Bref, vous avez compris la mécanique. Et ce n’est qu’un début : 80 % des startups du dernier batch de Y Combinator, célèbre accélérateur américain, s’appuient sur des grands modèles de langage (LLM) pour prendre leur envol. Par conséquent, ce qui pourrait être vu par certaines comme une tendance durant quelques mois pourrait bien devenir la nouvelle norme pour une grande partie des entrepreneurs, et pas seulement dans la Silicon Valley. Les Frenchies d’Arcads.ai, qui développe un logiciel qui génère des vidéos de type UGC avec l’IA, atteignent déjà les 5 millions d’euros d’ARR avec seulement 5 employés. «L’IA générative et les LLM s’imposent comme l’infrastructure clé de demain : infiniment scalable, toujours plus abordable. Atteindre 1 million de chiffre d’affaires ? Cinq fois moins coûteux qu’avant l’ère de l’IA générative selon YC. Cette révolution dépasse de loin l’impact d’Uber ou d’Airbnb», estime ainsi Nicolas Guyon, notre expert IA chez Maddyness qui a créé le podcast «Comptoir IA».

Dans ce contexte, pourrait-on avoir bientôt une startup valorisée au moins un milliard de dollars avec aucun collaborateur pour épauler son fondateur ? Pour Sam Altman, le patron d’OpenAI, ce n’est qu’une question de temps.

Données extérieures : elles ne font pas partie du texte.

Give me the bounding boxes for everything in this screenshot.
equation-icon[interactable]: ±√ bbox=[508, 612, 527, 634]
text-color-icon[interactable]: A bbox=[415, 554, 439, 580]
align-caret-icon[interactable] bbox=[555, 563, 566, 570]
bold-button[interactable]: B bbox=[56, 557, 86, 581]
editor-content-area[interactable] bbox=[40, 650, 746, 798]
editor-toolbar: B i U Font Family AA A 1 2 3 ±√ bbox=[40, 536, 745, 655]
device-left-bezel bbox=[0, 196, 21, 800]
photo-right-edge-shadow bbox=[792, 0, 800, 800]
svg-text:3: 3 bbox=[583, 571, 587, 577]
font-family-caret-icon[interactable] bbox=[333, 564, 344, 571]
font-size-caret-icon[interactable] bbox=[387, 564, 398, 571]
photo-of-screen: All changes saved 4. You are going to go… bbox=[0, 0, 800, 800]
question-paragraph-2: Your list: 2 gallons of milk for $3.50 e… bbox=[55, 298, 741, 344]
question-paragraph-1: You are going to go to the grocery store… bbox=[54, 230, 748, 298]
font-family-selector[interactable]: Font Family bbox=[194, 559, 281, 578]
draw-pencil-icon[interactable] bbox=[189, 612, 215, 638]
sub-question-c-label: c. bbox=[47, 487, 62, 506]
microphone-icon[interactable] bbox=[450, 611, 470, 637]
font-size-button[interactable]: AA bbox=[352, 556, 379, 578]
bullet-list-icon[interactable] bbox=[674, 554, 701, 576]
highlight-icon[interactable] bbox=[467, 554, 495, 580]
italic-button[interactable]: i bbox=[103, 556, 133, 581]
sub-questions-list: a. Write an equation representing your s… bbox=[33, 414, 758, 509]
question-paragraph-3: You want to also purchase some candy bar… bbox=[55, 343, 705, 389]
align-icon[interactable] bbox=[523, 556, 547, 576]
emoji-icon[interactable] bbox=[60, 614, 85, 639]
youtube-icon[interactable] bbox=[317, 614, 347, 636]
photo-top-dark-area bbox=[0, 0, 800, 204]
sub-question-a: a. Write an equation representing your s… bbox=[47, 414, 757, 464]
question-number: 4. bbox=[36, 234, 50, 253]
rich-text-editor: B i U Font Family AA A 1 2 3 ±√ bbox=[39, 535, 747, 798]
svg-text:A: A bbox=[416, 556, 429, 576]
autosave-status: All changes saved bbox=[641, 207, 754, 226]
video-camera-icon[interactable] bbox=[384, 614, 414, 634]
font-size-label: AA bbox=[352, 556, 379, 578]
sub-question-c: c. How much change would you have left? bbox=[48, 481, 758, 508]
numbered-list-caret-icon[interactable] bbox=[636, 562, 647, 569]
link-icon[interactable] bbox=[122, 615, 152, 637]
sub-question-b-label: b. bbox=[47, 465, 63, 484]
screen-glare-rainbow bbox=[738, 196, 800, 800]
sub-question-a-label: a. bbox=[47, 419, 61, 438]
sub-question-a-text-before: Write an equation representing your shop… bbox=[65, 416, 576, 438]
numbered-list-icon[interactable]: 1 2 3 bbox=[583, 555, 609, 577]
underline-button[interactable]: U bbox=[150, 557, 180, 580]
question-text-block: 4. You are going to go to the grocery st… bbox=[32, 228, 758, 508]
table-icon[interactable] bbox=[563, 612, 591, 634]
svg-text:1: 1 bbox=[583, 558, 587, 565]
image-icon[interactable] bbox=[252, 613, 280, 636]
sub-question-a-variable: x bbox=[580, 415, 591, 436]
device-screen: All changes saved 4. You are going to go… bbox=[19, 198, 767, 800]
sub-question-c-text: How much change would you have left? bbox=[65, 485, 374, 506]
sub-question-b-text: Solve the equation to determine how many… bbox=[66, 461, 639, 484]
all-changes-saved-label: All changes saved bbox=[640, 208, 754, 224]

L’entrepreneur américain assure même que lui et ses amis se sont lancés un pari autour du moment où verra le jour une entreprise avec une seule personne qui vaudra un milliard de dollars. «Au début, je pensais que la startup à 1 milliard avec 0 salarié était une blague. Tout était parti d’une blague de Sam Altman sur WhatsApp, avec 50 personnes dans la conversation. Mais j’y crois de plus en plus», indique Nicolas Guyon. Avant d’ajouter : «Sam Altman l’avait vu venir : la startup “one-person” à un milliard de dollars n’est plus une utopie, mais une échéance.» Reste désormais à savoir quand celle-ci sortira du bois. Mais une chose est sûre : son apparition posera un nouveau jalon dans l'histoire de la tech mondiale.

L'ère des licornes unipersonnelles risque d'avoir un impact énorme au niveau sociétal. En effet, face à la possibilité de construire des business aussi puissants sans mobiliser des ressources financières ou humaines colossales, cela pourrait doper l'appétit entrepreneurial de millions de personnes à travers le monde. «Nous entrons dans l'âge d'or des innovateurs et des entrepreneurs. Grâce à l’IA, il est désormais possible de créer des entreprises avec très peu de moyens et sans lourdes structures humaines», estimait ainsi Laurent Alexandre, chirurgien-urologue, essayiste et entrepreneur à l'origine de Doctissimo, fin avril lors de la MKIA, notre événement dédié à l'intelligence artificielle.